Why hydrogen has a low boiling point 2024?

As a subject matter expert in the field of physical chemistry, I often find myself explaining the properties of elements and compounds. One such property is the boiling point, which is a measure of the temperature at which a substance changes from a liquid to a gas. Hydrogen, the lightest and most abundant element in the universe, has a notably low boiling point. Let's delve into the reasons behind this phenomenon.

Boiling point is influenced by the strength of the intermolecular forces present in a substance. In the case of hydrogen, the intermolecular forces at play are primarily van der Waals forces, which include London dispersion forces and, to a lesser extent, dipole-dipole interactions. These forces are relatively weak compared to other types of intermolecular forces such as hydrogen bonding or ionic bonding.

London Dispersion Forces: These are the weakest of the van der Waals forces and arise due to temporary dipoles created by the movement of electrons in the molecules. Since hydrogen is a small atom, the electron cloud is relatively compact, leading to weaker London dispersion forces compared to larger molecules with more extensive electron clouds.

Dipole-Dipole Interactions: Hydrogen can form dipole-dipole interactions when it is part of a polar molecule, such as hydrogen chloride (HCl). However, molecular hydrogen (H2) is nonpolar due to the symmetrical distribution of the electron cloud between the two hydrogen atoms, which means it does not have a permanent dipole moment. The absence of a permanent dipole in H2 results in the lack of significant dipole-dipole interactions.

The strength of intermolecular forces is directly related to the boiling point of a substance. Stronger forces require more energy to overcome, thus leading to a higher boiling point. Conversely, weaker forces require less energy to break, resulting in a lower boiling point. Since hydrogen experiences only weak intermolecular forces, it has a low boiling point of approximately -252.87 degrees Celsius.

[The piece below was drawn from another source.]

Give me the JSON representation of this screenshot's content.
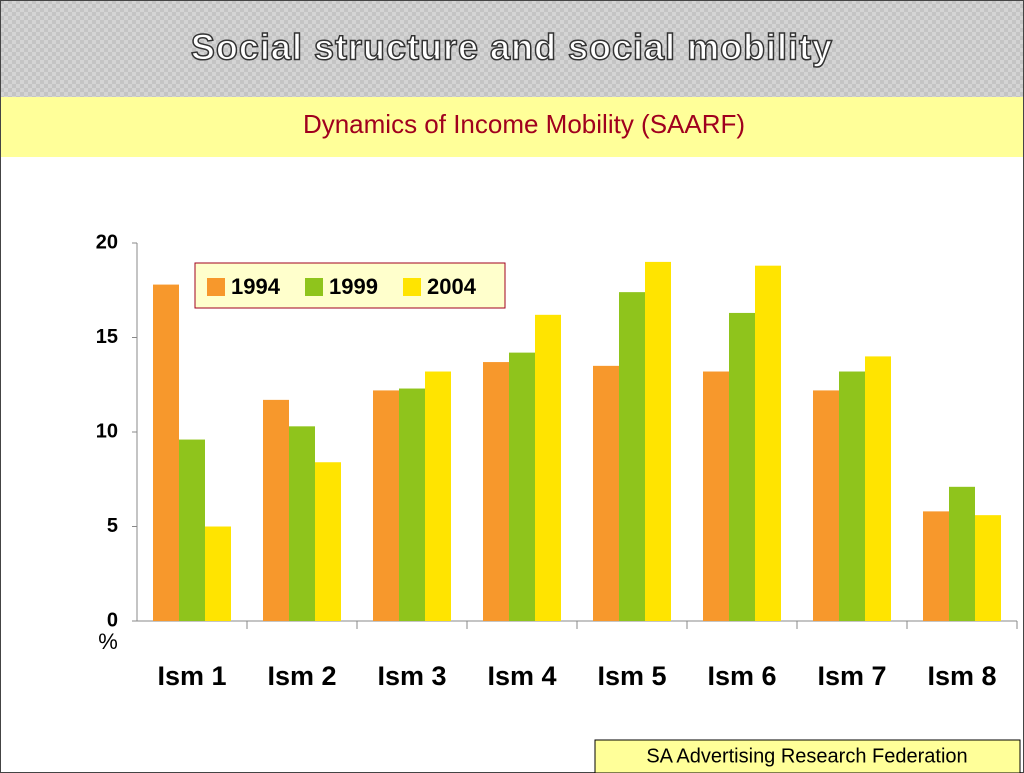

Furthermore, the boiling point is also affected by the molecular weight of a substance. Hydrogen, with an atomic mass of approximately 1 gram per mole, is the lightest element. Lighter molecules generally have lower boiling points because they require less energy to increase their kinetic energy to the point where they can overcome the intermolecular forces and transition into the gas phase.

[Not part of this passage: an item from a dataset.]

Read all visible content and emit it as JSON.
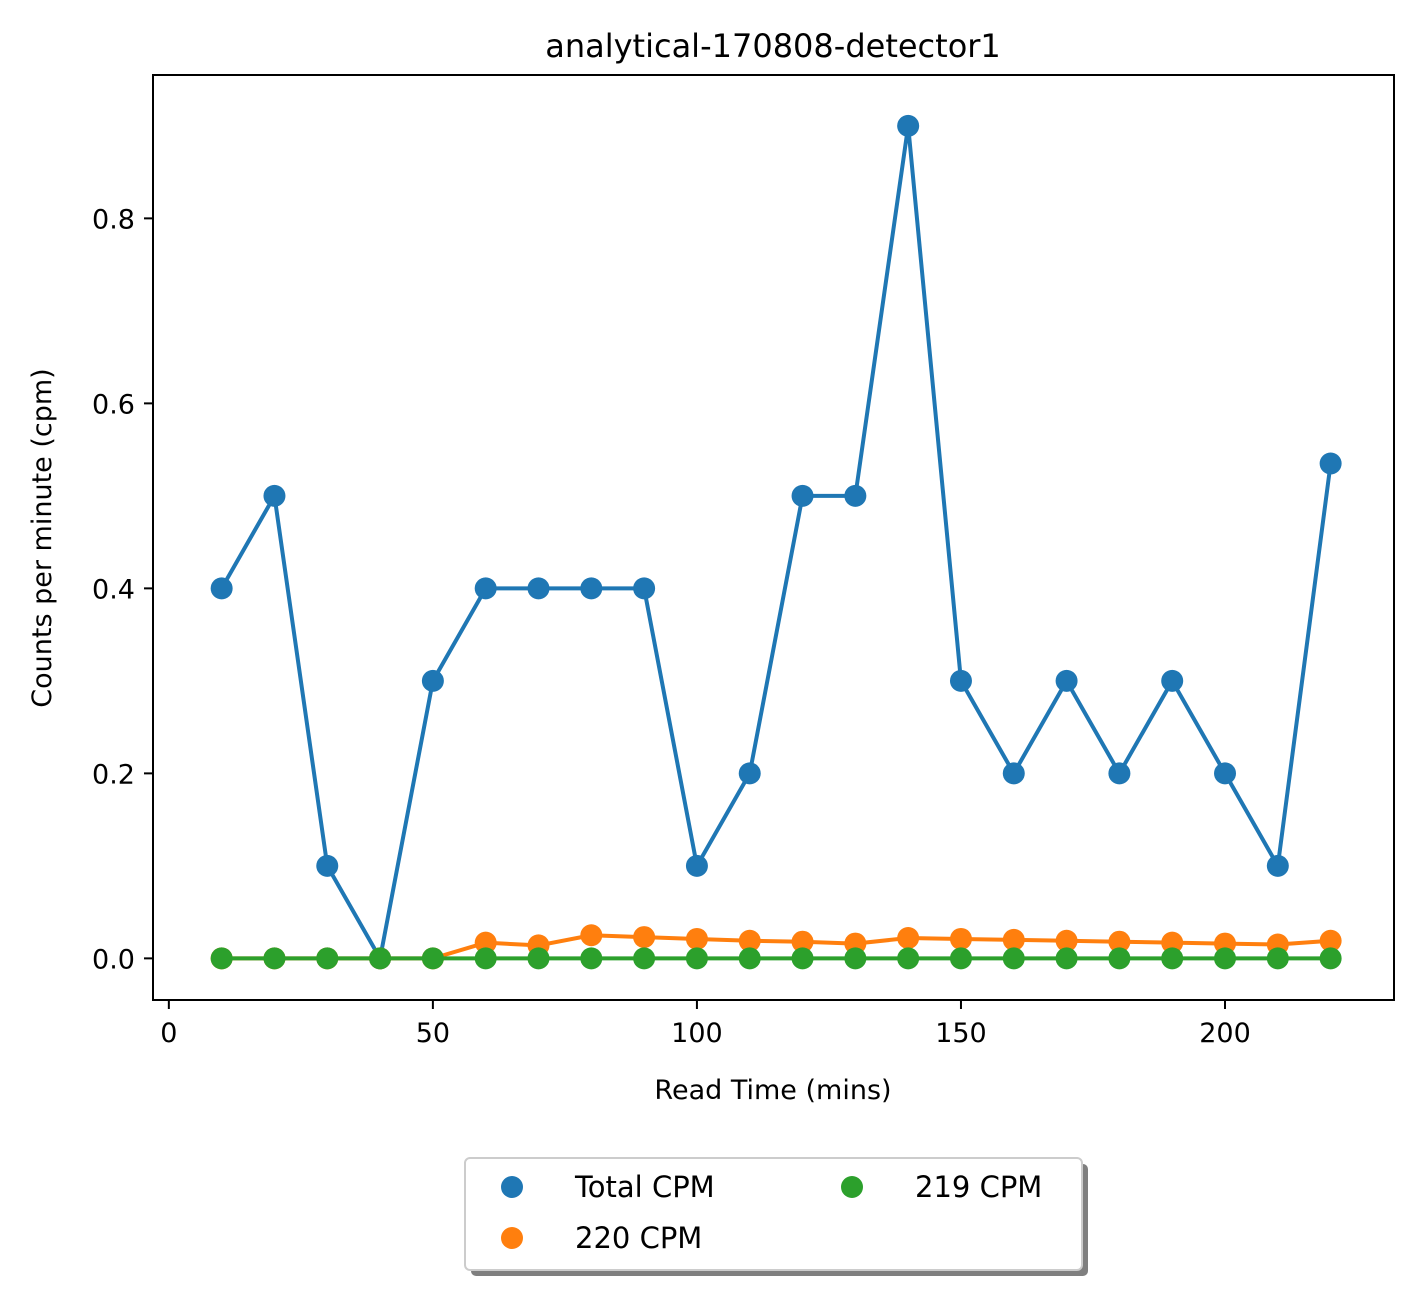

In summary, hydrogen's low boiling point can be attributed to the weak intermolecular forces, namely London dispersion forces, and its low molecular weight. The absence of strong intermolecular forces and the ease with which these weak forces can be overcome by thermal energy at relatively low temperatures are the primary reasons for hydrogen's low boiling point.

Intermolecular forces. All of these substances have very strong covalent bonds between the atoms, but much weaker forces holding the molecules together. ... Because the weak intermolecular forces break down easily these substances have low melting and boiling points.